Skts14, a skin tumor susceptibility locus on proximal mouse chromosome 7. LOD scores for genetic linkage on chromosome 7 in the F₁ NSP backcross (n = 206; ♦), and in that subset of the NSP backcross sharing Haplotype 4 (n = 44; ○). Also shown is a linkage analysis in the N₄ backcross (n = 76; ▵).

Fig. 2.

Haploinsufficiency for Tgfb1 increases papilloma incidence. Twenty-three WT and 30 Tgfb1+/− age-matched adult female mice were subjected to a standard chemical carcinogenesis protocol, and papilloma numbers were counted weekly. Tgfb1+/− developed significantly more papillomas than Tgfb1+/+ mice (P = 0.025 at 20 weeks; Student’s t test).

Fig. 3.

Differential allelic expression of Tgfb1 in normal mouse skin. RNA was prepared from normal skins of (NIH/Ola × SPRET/Gla)F₁ mice, untreated (0) or at various times (2, 6, 12, 24, or 48 h) after topical application of PMA. The M. spretus to M. musculus Tgfb1 transcript ratio was determined by TaqMan analysis of cDNA by using allele-specific probes. All samples overexpressed the M. spretus Tgfb1 allele, and this effect was accentuated 12 h after PMA treatment. For comparison, we also determined the M. spretus/M. musculus ratio in genomic DNA. As expected, this ratio is close to 1 for normal F₁ mice. Asterisks indicate significant differences between genomic DNA and cDNA samples. The means and standard deviations of three independent experiments are shown.

Fig. 4.

Basal phospho-Smad2 levels are elevated in the skin of M. spretus compared with M. musculus. (A–C) Immunohistochemistry using an anti-phospho-SMAD2 antibody (that recognizes both phospho-Smad2 and phospho-Smad3) on untreated skins from M. spretus (A), M. musculus Tgfb1+/+ (B), and Tgfb1+/− (C) mice. (D) Different levels of phospho-SMAD2 were also observed by Western blot analysis.

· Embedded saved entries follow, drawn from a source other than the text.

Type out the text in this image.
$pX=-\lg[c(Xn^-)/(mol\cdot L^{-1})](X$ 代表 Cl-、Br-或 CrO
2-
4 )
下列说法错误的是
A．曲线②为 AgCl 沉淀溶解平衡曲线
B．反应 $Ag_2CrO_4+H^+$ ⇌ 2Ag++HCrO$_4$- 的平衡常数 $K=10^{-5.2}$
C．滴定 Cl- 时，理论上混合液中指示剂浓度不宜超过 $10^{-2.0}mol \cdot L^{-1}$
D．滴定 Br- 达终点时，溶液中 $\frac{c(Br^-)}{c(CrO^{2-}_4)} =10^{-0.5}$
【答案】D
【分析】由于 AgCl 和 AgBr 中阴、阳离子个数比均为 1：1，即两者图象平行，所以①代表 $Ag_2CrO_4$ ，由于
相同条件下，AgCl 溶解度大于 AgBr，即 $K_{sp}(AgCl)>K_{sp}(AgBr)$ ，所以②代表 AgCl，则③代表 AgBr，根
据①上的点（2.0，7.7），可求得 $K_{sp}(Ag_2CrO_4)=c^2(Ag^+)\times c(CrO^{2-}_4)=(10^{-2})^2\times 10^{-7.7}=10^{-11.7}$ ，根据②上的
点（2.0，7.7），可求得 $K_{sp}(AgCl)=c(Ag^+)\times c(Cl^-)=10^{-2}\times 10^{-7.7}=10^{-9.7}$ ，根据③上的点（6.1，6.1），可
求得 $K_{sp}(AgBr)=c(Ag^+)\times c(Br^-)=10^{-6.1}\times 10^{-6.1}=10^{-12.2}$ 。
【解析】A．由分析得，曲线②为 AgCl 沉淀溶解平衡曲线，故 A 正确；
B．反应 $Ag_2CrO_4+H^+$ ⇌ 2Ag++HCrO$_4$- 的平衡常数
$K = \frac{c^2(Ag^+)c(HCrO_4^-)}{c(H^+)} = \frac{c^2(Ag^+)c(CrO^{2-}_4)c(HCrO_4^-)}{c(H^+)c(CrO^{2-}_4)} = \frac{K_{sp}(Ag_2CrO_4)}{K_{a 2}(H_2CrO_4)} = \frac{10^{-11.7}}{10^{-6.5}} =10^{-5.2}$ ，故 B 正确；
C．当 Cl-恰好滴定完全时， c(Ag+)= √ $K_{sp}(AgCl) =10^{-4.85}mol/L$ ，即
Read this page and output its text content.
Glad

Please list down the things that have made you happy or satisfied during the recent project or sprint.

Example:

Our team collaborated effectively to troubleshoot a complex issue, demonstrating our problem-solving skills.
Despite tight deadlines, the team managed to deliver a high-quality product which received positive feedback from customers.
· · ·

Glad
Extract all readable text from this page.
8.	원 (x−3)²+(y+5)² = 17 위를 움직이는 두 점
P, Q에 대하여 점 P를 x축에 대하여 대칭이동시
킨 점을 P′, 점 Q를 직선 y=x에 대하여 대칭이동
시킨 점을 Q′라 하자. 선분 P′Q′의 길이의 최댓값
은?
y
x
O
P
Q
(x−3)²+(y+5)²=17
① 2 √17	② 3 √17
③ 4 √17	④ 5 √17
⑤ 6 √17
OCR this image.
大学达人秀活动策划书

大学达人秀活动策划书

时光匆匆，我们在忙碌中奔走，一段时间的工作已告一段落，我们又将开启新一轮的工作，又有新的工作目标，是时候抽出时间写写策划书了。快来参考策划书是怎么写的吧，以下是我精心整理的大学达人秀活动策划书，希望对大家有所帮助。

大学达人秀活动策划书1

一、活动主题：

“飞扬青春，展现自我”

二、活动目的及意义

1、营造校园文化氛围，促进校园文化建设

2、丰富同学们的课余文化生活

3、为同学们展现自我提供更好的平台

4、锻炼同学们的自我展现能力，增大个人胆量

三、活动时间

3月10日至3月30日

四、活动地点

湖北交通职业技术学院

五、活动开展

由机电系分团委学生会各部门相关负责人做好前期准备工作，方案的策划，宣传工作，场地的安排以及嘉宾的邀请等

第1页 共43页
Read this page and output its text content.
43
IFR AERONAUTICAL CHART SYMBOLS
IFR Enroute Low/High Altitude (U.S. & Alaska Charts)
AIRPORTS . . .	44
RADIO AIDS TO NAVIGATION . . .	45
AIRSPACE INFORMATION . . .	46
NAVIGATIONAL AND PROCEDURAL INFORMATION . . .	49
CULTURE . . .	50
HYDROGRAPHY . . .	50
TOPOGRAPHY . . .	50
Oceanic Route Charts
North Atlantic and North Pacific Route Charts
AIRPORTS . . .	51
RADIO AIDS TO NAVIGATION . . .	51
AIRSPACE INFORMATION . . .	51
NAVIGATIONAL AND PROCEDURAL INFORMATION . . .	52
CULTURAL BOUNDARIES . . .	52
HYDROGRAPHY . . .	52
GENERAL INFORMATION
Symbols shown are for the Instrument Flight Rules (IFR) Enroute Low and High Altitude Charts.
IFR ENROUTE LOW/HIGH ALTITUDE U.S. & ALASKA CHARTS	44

Cell lysates from three different M. spretus and three different M. musculus mice were immunoprecipitated with an anti-phospho-SMAD2-specific antibody, followed by Western blot analysis using the same antibody.

Fig. 5.

Genomic imbalance and differential allelic expression of Tgfb1 in tumors. (A) cDNA was prepared from skin tumor-derived M. spretus/M. musculus F₁ hybrid cell lines. Seven of these lines showed significant overexpression of the M. musculus allele, which is indicated by asterisks. Genomic DNA was isolated from the same samples, and TaqMan analysis was carried out to measure the relative copy number of different Tgfb1 alleles. Ten of the samples (denoted by asterisks) showed significant amplification of the M. musculus allele of Tgfb1. (B) cDNA and genomic DNA was generated from primary papillomas of M. musculus NIH mice, congenic for M. spretus on proximal chromosome 7. TaqMan analysis was carried out as above. Nine tumors showed significant genomic imbalance at Tgfb1 in favor of the M. musculus allele. These nine, together with an additional three had significant overexpression of Tgfb1^NIH, indicated by asterisks. Two tumors had genomic imbalance in favor of the M. spretus allele, but in both cases the Tgfb1^SPR/Tgfb1^NIH expression ratio was not significantly different from 1.0. The dashed line in A and B denote the significance level for differential expression/genomic imbalance determined by Student’s t test.